Mangroven statt Müll

Die größte Mülldeponie Lateinamerikas nahe Rio de Janeiro wurde geschlossen. Sie soll durch ein modernes Abfallverarbeitungszentrum ersetzt werden. Für ehemalige Müllsammler gibt es Sozialpläne.

Wer auf dem 50 Meter hohen Hügel in Jardim Gramacho steht, an der Küste von Duque de Caxias, der Nachbarstadt am nördlichen Rand von Rio de Janeiro, hat einen wunderbaren Blick auf die malerische Guanabara-Bucht. Eingefasst von den Ausläufern der Serra do Mar, lässt sich im Süden, wenn das Wetter es erlaubt, sogar der Zuckerhut erkennen. Sollte jemand trotz der atemberaubenden Landschaft unbedachterweise atmen, wird er oder sie schnell merken, woraus der Hügel besteht. Auf 140 Hektar türmen sich hier 60 Millionen Tonnen Müll, die in 34 Jahren angehäuft wurden. Nur mit einem löchrigen Zaun begrenzt, erstreckt sich das Gelände bis an die Küste. Die giftige Gülle fließt ungeklärt in die Bucht und hinterlässt einen dunklen, kilometerlangen Film im Wasser. Es stinkt zum Himmel.
Im Jahr 1978 noch während der Militärdiktatur eröffnet, war die Müllkippe eigentlich nur für ein Drittel der jährlichen Menge angelegt, die tatsächlich anfiel, und sollte spätestens nach 20 Jahren wieder schließen. mangelung von Alternativen wuchs die Anlage mit der Zeit unkontrolliert weiter, bis sie schließlich größer war als das Stadtviertel, in dem sie liegt: Jardim Gramacho. Am 1. Juni wurde auf der bislang größten Mülldeponie Lateinamerikas die letzte Fuhre abgeladen. Zu diesem Anlass haben sich – zum wahrscheinlicht ersten und einzigen Mal – Rios Bürgermeister Eduardo Paes und Brasiliens Umweltministerin Izabella Teixeira auf dem Hügel eingefunden. In einem symbolischen Akt bedecken sie mit Bulldozern den letzten Abfallhaufen mit roter Erde. Die Ministerin erinnerte sich: »Während des ersten großen UN-Umweltgipfels 1992 war Gramacho der Schandfleck der Stadt.« Sie sei froh, dass nun zum Nachfolgegipfel Rio+20 dieser Schandfleck endlich beseitigt sei, für sie sei dies ein »historischer Moment«.

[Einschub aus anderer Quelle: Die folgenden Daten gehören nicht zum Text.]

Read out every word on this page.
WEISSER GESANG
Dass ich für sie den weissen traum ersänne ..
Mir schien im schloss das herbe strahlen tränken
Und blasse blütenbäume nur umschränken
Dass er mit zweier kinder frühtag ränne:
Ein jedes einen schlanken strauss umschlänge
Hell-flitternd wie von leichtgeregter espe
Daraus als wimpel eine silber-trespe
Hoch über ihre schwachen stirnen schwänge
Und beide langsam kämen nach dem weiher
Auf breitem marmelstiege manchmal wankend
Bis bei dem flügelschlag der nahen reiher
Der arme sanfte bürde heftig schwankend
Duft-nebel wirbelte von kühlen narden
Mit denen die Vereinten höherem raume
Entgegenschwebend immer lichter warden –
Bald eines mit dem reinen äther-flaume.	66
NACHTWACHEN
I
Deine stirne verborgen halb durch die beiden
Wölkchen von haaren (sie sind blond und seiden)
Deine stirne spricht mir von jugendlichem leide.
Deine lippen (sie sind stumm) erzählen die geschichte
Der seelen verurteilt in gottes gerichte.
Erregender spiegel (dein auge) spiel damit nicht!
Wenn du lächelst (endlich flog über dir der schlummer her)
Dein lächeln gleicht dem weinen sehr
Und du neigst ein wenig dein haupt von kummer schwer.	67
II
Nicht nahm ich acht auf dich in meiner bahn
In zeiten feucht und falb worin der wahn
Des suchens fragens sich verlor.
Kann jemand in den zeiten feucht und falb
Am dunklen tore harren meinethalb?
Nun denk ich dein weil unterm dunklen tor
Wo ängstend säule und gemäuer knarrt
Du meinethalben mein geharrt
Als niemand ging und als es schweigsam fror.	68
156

Der historische Moment, den die Ministerin meint, ist der Beginn einer seit 20 Jahren diskutierten »Nationalen Politik der festen Abfälle« (PNRS), die vorsieht, sämtliche offenen Mülldeponien Brasiliens zu schließen und durch moderne Müllverwertungsanlagen zu ersetzen. Der ehrgeizige Plan sieht vor, dass die noch existierenden 2 900 offenen Deponien des Landes bis 2014 geschlossen werden. Ein unrealistisches Vorhaben, wie das Institut für angewandte Wirtschaftsforschung (Ipea) in einer im April veröffentlichten Studie feststellt. Für die täglich landesweit anfallenden 183 000 Tonnen Müll gebe es noch nicht einmal ansatzweise ausreichende Alternativen. Es wurden Befürchtungen laut, dass sich nach der Schließung der Deponien überall in der Stadt ­illegale Müllkippen bilden könnten. Das ist in Mexiko-Stadt geschehen, als im Dezember der dor­tige Bordo Pontiente seine Tore schloss und sich der Abfall in allen Winkeln der Stadt sammelte.
Rio scheint besser vorbereitet zu sein. Das neue Abfallverarbeitungszentrum (CTR) im 75 Kilometer entfernten Seropédica ist bereits seit April vergangenen Jahres in Betrieb. Nach Angaben des Landesumweltministeriums handelt es sich um eine der modernsten Anlagen Lateinamerikas, der Boden sei dreifach versiegelt worden, die Gülle werde aufgefangen, der Müll vorsortiert und jede Lieferung sofort mit Erde bedeckt. Offizielle Messdaten, anhand derer dies nachvollziehbar wäre, gibt es für das CTR ebenso wenig wie es solche Daten jemals für Gramacho gab. Fest steht aber, dass die neue Anlage ihren Preis hat.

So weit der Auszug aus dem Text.